One of the remarkable features of Tolkien’s sub-created world is its incredible diversity, a diversity that works in large part on account of the equally profound sense of a pervading unity behind the surface diversity. Tolkien doesn’t just give us things that are different, but things that feel like they somehow belong to each other in their difference.

This certainly isn’t the best or most representative example of this sort of thing, only the most recent illustration of it. Reading through “A Short Cut to Mushrooms,” I found myself wondering about Farmer Maggot’s choice of names for his dogs: Grip, Fang, and Wolf. Why these names? Who knows, but there is at least a possible relation between them. Grip, of course, is an action; fang is the instrument by which a certain kind of actor or agent, a wolf, performs the action of gripping. So, Grip, Fang, and Wolf–action, instrument, and agent. Just one example of Tolkien’s sub-creative achievement of unity amidst diversity.

Sam Gamgee on the “Elvish Effect”

Following their encounter with the Elves in the woods of the Shire, Sam Gamgee is the one who gives one of The Lord of the Ring’s more precise statements of the moral and prudential influence of the Elves–the “Elvish effect”–on those who come into contact with Faërie. When Frodo asks Sam whether he “like[s] them still, now you have had a closer view,” Sam answers:

‘They seem a bit above my likes and dislikes, so to speak,’ answered Sam slowly. ‘It don’t seem to matter what I think about them. They are quite different from what I expected – so old and young, and so gay and sad, as it were.’

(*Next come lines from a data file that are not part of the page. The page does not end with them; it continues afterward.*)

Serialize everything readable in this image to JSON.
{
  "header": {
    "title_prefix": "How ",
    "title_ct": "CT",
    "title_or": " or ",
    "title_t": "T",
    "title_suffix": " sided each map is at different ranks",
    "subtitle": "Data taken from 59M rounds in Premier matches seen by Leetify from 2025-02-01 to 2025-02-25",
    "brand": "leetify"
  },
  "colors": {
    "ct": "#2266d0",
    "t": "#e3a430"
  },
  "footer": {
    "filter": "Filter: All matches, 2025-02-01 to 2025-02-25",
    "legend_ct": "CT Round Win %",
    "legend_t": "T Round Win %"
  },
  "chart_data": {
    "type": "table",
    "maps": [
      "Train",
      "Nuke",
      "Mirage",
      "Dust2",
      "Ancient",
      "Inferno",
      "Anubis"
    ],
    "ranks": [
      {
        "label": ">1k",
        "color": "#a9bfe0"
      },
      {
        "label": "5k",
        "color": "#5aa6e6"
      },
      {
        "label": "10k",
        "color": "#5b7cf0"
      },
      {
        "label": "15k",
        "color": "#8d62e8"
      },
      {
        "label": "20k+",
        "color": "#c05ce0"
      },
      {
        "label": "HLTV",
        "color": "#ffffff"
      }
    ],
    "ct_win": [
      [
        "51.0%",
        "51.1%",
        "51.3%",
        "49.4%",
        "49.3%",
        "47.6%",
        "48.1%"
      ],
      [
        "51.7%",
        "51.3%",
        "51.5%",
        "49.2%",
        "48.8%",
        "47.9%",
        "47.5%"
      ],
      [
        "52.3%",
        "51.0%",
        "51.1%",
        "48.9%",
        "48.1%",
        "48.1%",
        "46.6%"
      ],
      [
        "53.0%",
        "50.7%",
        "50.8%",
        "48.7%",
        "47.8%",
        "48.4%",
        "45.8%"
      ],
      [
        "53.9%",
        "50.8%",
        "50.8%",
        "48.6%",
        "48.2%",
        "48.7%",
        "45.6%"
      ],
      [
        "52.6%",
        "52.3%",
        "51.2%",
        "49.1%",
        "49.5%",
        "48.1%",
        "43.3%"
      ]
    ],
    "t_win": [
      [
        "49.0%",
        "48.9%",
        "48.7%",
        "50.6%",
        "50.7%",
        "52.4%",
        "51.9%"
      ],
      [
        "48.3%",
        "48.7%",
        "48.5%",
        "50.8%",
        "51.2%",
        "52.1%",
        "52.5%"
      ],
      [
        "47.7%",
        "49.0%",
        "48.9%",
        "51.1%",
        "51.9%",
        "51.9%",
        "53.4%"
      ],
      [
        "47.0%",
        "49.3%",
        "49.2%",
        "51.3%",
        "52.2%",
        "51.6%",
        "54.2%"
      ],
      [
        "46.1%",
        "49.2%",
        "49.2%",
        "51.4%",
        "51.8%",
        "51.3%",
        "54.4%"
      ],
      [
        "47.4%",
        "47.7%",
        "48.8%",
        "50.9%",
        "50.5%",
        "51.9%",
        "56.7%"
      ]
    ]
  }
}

Frodo looked at Sam rather startled, half expecting to see some outward sign of the odd change that seemed to have come over him. It did not sound like the voice of the old Sam Gamgee that he thought he knew. But it looked like the old Sam Gamgee sitting there, except that his face was unusually thoughtful.

‘Do you feel any need to leave the Shire now – now that your wish to see them has come true already?’ he asked.

‘Yes, sir. I don’t know how to say it, but after last night I feel different. I seem to see ahead, in a kind of way. I know we are going to take a very long road, into darkness; but I know I can’t turn back. It isn’t to see Elves now, nor dragons, nor mountains, that I want – I don’t rightly know what I want: but I have something to do before the end, and it lies ahead, not in the Shire. I must see it through, sir, if you understand me.’

As I’m fond of pointing out, for Tolkien, the effect that the Elves have on men (or hobbits, the manikins) within a fairy story is a dramatized form of the effect that fairy stories themselves are to have on the men who read them. If so, then when Sam is describing the effect the Elves have had on him, Tolkien may be seen to give us some indication of the proper effect The Lord of the Rings is to have, or at least is intended to have, on its readers. When we read it, do we “feel differently,” and “see ahead, in a kind of way,” being reminded that we are “tak[ing] a very long road,” sometimes “into darkness,” but that we “can’t turn back.” Do we see that we “have something to do before the end, and it lies ahead,” not behind, and that we must “see it through,… if you understand me”?